Hosting and Maintenance¶
This document gives a comprehensive overview of all important concepts, components and tools in use. As you will see one of our key expertise is to automate monitoring to provide an excellent quality concerning stability.
This document is also linked to the document ALM, where you find similar philosophies and principles.
The following features explain our environment in a more detailed fashion.
Infrastructure as Code¶
This is one of our key concepts. All our code for creating our infrastructure and tools is stored in Ansible scripts in our GitLab. These scripts can always be executed through jobs in a build pipeline. It is also a key part of our recovery concept described later in this document.
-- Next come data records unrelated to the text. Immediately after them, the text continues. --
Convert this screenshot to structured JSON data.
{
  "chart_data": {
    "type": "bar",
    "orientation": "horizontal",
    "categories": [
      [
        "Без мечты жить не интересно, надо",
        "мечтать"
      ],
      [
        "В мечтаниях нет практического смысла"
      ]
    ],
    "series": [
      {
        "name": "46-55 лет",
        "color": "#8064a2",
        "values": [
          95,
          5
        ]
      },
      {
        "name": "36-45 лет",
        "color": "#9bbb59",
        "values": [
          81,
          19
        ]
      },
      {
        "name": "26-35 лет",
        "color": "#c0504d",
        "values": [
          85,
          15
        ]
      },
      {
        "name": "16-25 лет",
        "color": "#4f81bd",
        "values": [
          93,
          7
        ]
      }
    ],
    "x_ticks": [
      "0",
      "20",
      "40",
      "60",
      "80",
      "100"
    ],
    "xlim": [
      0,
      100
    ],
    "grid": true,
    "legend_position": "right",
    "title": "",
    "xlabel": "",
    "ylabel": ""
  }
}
By using sensors and heartbeats, we can monitor a host by checking:
- If the host is running
- Memory Usage
- Disk I/O
We use the tool Netdata, several thousand metrics are monitored every second, e.g.:
As you can see in the picture above, we collect the logs from every host and from every application in use. This is a huge amount of data, so we use Elasticsearch for analysis. This analysis can also result in an alert, which is sent to our alerting system described below.
With Netdata and logging in place we can provide a comprehensive analysis of all our components. It allows us to retrace problems or even avoid problems, which might appear in the future.
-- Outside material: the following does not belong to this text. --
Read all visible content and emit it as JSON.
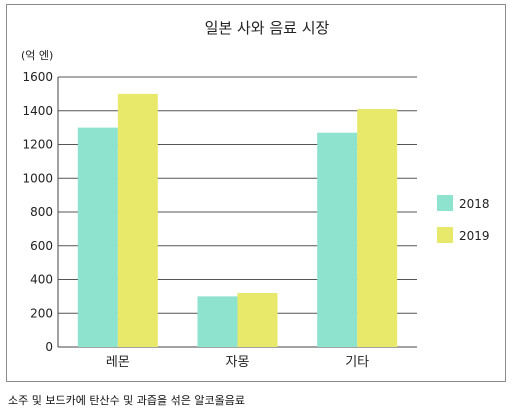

Flexible distribution of Alerts¶
Specific Alerts can be distributed by Netdata to several channels.
'*' Channels supported by Netdata:
- e-mails (using the sendmail command),
- push notifications to your mobile phone pushover.net,
- messages to your slack team slack.com,
- messages to your alerta server Alerta,
- messages to your flock team Flock,
- messages to your discord guild Discord,
- messages to your telegram chat / group chat Telegram
- sms messages to your cell phone or any sms enabled device Twilio
- sms messages to your cell phone or any sms enabled device (messagebird.com)
- sms messages to your cell phone or any sms enabled device (smstools3)
- notifications to users on pagerduty.com
- push notifications to iOS devices (via prowlapp.com)
- notifications to Amazon SNS topics (aws.amazon.com)
- messages to your irc channel on your selected network
- messages to a local or remote syslog daemon
- message to Microsoft Team (through webhook)
- message to Rocket.Chat (through webhook)
- message to Google Hangouts Chat (through webhook)
In case of an outage of the alerting system, we have an external fallback platform, called Matrix. All alerts will be sent to this platform as well.
As seen in the picture this component has four incoming channels:
- Result of the Log Analysis
- Host sensors
- Host heartbeats
This component is critical because it acts as a single pool of alerts for the DevOps staff. We want to avoid duplications to get a clear overview of what has happened.
Automatic Ticket Creation¶
Our alert deduplication component will create tickets in GitLab automatically, when something goes wrong. This allows us to react as fast as possible to take care of the potential problem.
CI / CD Pipelines and Communication¶
The tasks defined in the pipelines can be triggered from various sources, like: * Schedule, e.g. running every night * Action of a developer in Git (our VCS) * Command from the communication platform. We use the ChatOps feature in Mattermost.
The tasks are developed once to satisfy our goal of DRY (don't repeat yourself). These tasks can be used from different triggers.
Result of CI / CD Pipelines¶
The pipelines have three main goals:
- Provisioning: Covers all the tools of the host
- Maintenance: Covers the configuration of the applications
- Deployment: Install and update the application
Manage Configuration in Repository¶
Configuration of a host is managed by the Git repositories. This allows us to easily keep track and recover the system. This concept is explained in the next chapter.
The following components are backed up by the 3-2-1 philosophy and can be recovered.
Note: The DB and User Data recovery duration cannot be determined due to the amount of data and network speed.
|Repo / Versioning||GitLab|
|Provisioning / Deployment / Maintenance||Ansible|
|Sensors||Netdata and Beats|